We are jokes to them. In an interview with Channels TV, spokesman for the presidency, Mr. Femi Adeshina admonished Nigerians to be grateful to God that bombings only happen once in a few months and not every day. A statement that has got Nigerians wondering if its leadership indeed cares for them. I think not.

“Nigerians should be grateful that their lives are not under constant threat.” Never have I heard a more disheartening statement from the office of the presidency of a nation. The primary duty of the presidency is the safeguarding of the lives and properties of Nigerians.

2020 is quite the year of dramatic events, the worldwide pandemic, the ASUU strike, the #endSARS protests, deaths numbers rising in tolls, police brutality all across the globe, sexual allegations against men of God, the alarming rape cases amongst many others.

One of the many things we fought against at home towards the tail end of the year was the fight against police brutality. We fought with hopes that our government would hear us. Well, maybe they did, maybe they didn’t, it’s hard to tell.

First, it was the Lekki massacre, then they promised us that the police were being rejuvenated. However, during the week, we had yet another case of a policeman gunning down a harmless civilian in Rivers State. This, once again begs the question, are we safe as a people in our country? The African Union and the United Nations have already placed Nigeria as a war zone country in Africa due to the insecurity issues in the country.

Time and time again, Nigerians have had to question the emotional and mental stability of their police force, a group of people meant to protect them. The case of a Sergeant in the Elelenwo Police Division in Rivers state is yet another testament to that. The sergeant shot a 38-year-old father of three, Abiodun Jimoh, on the premises of the station.

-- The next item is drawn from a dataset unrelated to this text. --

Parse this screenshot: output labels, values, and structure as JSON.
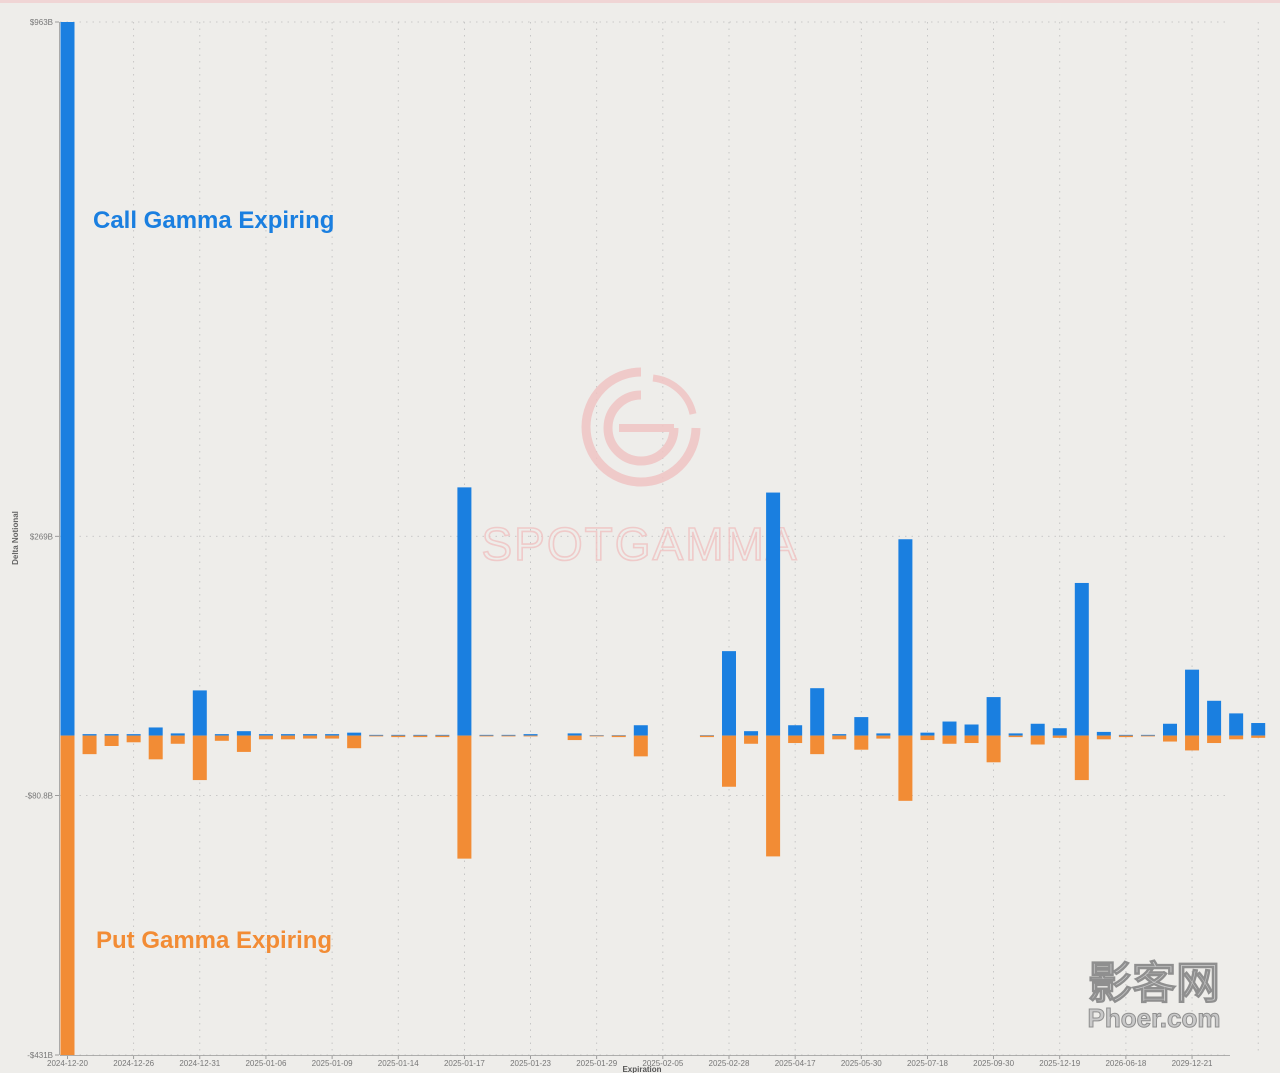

Jimoh and his younger brother while riding their bike were pulled over by the sergeant and transported to the police station. According to Ishaheed, the sergeant who was drunk shot his brother, Abiodun Jimoh, cause of their arguments over documents as regards the bike. Mr. Jimoh was immediately rushed to the hospital where he later died.

Nigerians major agitation in 2020 was to see to the end of police extortion and police brutality, hence, the #EndSARS campaign. However, the government has turned a deaf ear to Nigerians. The cases of Police brutality and shootings even after the dissolving of the Special Anti-Robbery Squad (SARS), Nigerians still feel less safe.

We thought regional policing would be the answer, however, the activities and subtle threatening of the Hisbah in the North and Amotekun in the South-West suggests differently. People are not safe! Our livelihood, our lives are threatened by those sworn to protect us while our government sleeps on.

WHAT CAN BE DONE?

First, we need an active government. A government that can assure Nigerians that it knows what it is doing and can have things under control. Nigerians need to feel safe. Nigerians need to know that their government is for them, by them, and with them.

A psychic evaluation of the police force should also be done. The mental and emotional stability of officers sworn to protect is of utmost importance. If we are to put a gun with live rounds in the hands of a man, then, we must also ensure that that man is in the right state of mind to wield such power. Nigerians are not chickens. 

The police force should stop burying and covering up for offenders such as this sergeant. Nigerians deserve justice. Offenders should be duly punished, their uniforms collected from them and the public should not be left in the dark for transparency reasons.

The federal government owes Nigerians the sole duty of ensuring that they are safe.